Toujours chez Motown, Norman Whitfield innove en mariant soul
et psychédélisme avec un son plus « cru » que les compositions
traditionnelles du label de Berry Gordy. Glady Knight, les Temptations ou the
Indisputed Truth en font des merveilles.
Archie Shepp met de la soul dans sa musique engagée sur
Attica Blues et on ne compte plus les musiciens qui se mélangent ainsi. Dans la
musique américaine, on parle de « crossover » ce qui signifie changer
de style musical pour attirer un public plus large. Ici, de la même manière que
le mouvement pour les droits civiques a inspiré les grands courants
protestataires de années 60 et les grandes marches des années qui ont suivi, la
musique soul parle aussi bien aux jeunes des ghettos qu’à ceux des champs de
coton ou encore des quartiers ouvriers de Grande-Bretagne.
Chez Atlantic, la carrière comète du brillantissime Donny
Hathaway reflète bien cette période extrême féconde.
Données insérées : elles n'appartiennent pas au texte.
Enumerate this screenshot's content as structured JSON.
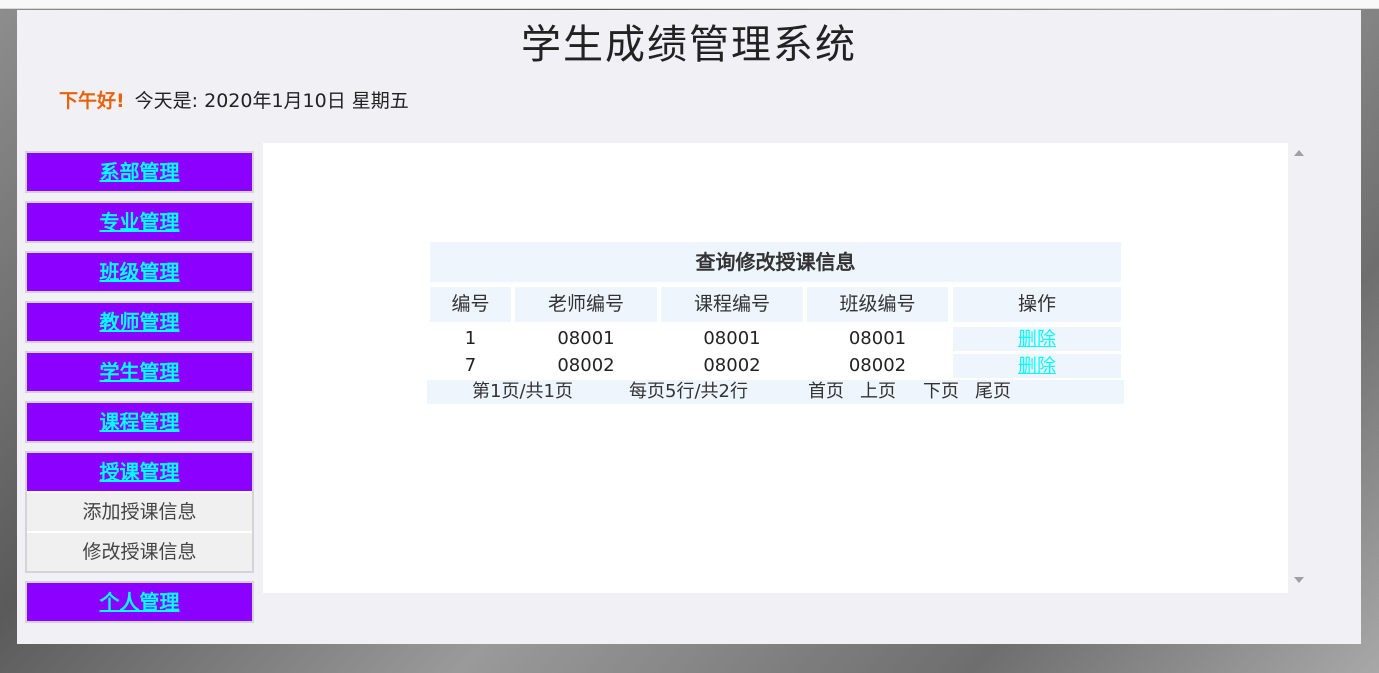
{
  "header": {
    "title": "学生成绩管理系统",
    "greeting": "下午好!",
    "date_text": "今天是: 2020年1月10日 星期五"
  },
  "sidebar": {
    "groups": [
      {
        "label": "系部管理"
      },
      {
        "label": "专业管理"
      },
      {
        "label": "班级管理"
      },
      {
        "label": "教师管理"
      },
      {
        "label": "学生管理"
      },
      {
        "label": "课程管理"
      },
      {
        "label": "授课管理",
        "sub_items": [
          "添加授课信息",
          "修改授课信息"
        ]
      },
      {
        "label": "个人管理"
      }
    ]
  },
  "table": {
    "caption": "查询修改授课信息",
    "columns": [
      "编号",
      "老师编号",
      "课程编号",
      "班级编号",
      "操作"
    ],
    "rows": [
      {
        "id": "1",
        "teacher_no": "08001",
        "course_no": "08001",
        "class_no": "08001",
        "action": "删除"
      },
      {
        "id": "7",
        "teacher_no": "08002",
        "course_no": "08002",
        "class_no": "08002",
        "action": "删除"
      }
    ]
  },
  "pager": {
    "page_info": "第1页/共1页",
    "row_info": "每页5行/共2行",
    "first": "首页",
    "prev": "上页",
    "next": "下页",
    "last": "尾页"
  },
  "colors": {
    "menu_bg": "#8b00ff",
    "menu_text": "#00ffff",
    "greeting": "#e8620c",
    "table_cell": "#eef5fd"
  }
}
De son côté à Chicago, Curtis Mayfield qui écrit des chansons
engagées depuis toujours lance son label, Curtom avec son groupe, the
Impressions puis en solo.
Enfin, dans le sud, c’est Isaac Hayes qui compose une image
de « Moïse noir » icône de crooner arborant des chaînes qui ne sont
plus l’entrave de l’esclave, mais un objet érotique. Avant Barry White, il fait
vibrer avec ses arrangements symphoniques et ses reprises.
Soul on screen
Il était donc normal que ces talents s’essayent avec succès au
cinéma. La soul inspire nombre de musiques de films ou de séries de télévision
comme on peut s’en apercevoir dans les thèmes composés par Lalo Schifrin
(Starsky and Hutch), Quincy Jones (Sanford and son) ou Tom Scott (Baretta,
Streets of San Francisco)… Mais avant cela, le cinéma avait donné aux musiciens
de soul une nouvelle forme d’expression avec le genre
« blaxploitation », ces films dont les personnages principaux étaient
des Noirs et où les méchants étaient souvent des Blancs. Earth Wind and Fire, encore
peu connus firent la musique de Sweet sweetback badass’ song de Melvin van
Peeples en 1971. Isaac Hayes signa la légendaire bande son de Shaft du
photographe Gordon Parks et il remporta un oscar pour sa prestation. C’est
devenu la B.O. emblématique de la période. En 1972 Curtis Mayfield travailla avec
le fils de Gordon Parks sur Superfly et Marvin Gaye la même année sur Trouble
Man. Quincy Jones s’était déjà fait un nom dans le métier. Il faut rajouter Roy
Ayers (Coffy), J.J. Johnson, Willy Hutch, Johnny Pate, James Brown (Black
Caesar), etc… C’est généralement la seule chose qu’on peut retenir de ces films
souvent violents et médiocres…
Il est assez pertinent de dire que le son Philly correspond à
la fin de la radicalisation de la musique lors qu’au milieu des années 70,
l’écrasement des Black Panthers, la crise économique, la crise morale engendrée
par la guerre du Vietnam et le scandale du Watergate aboutissent à un tournant.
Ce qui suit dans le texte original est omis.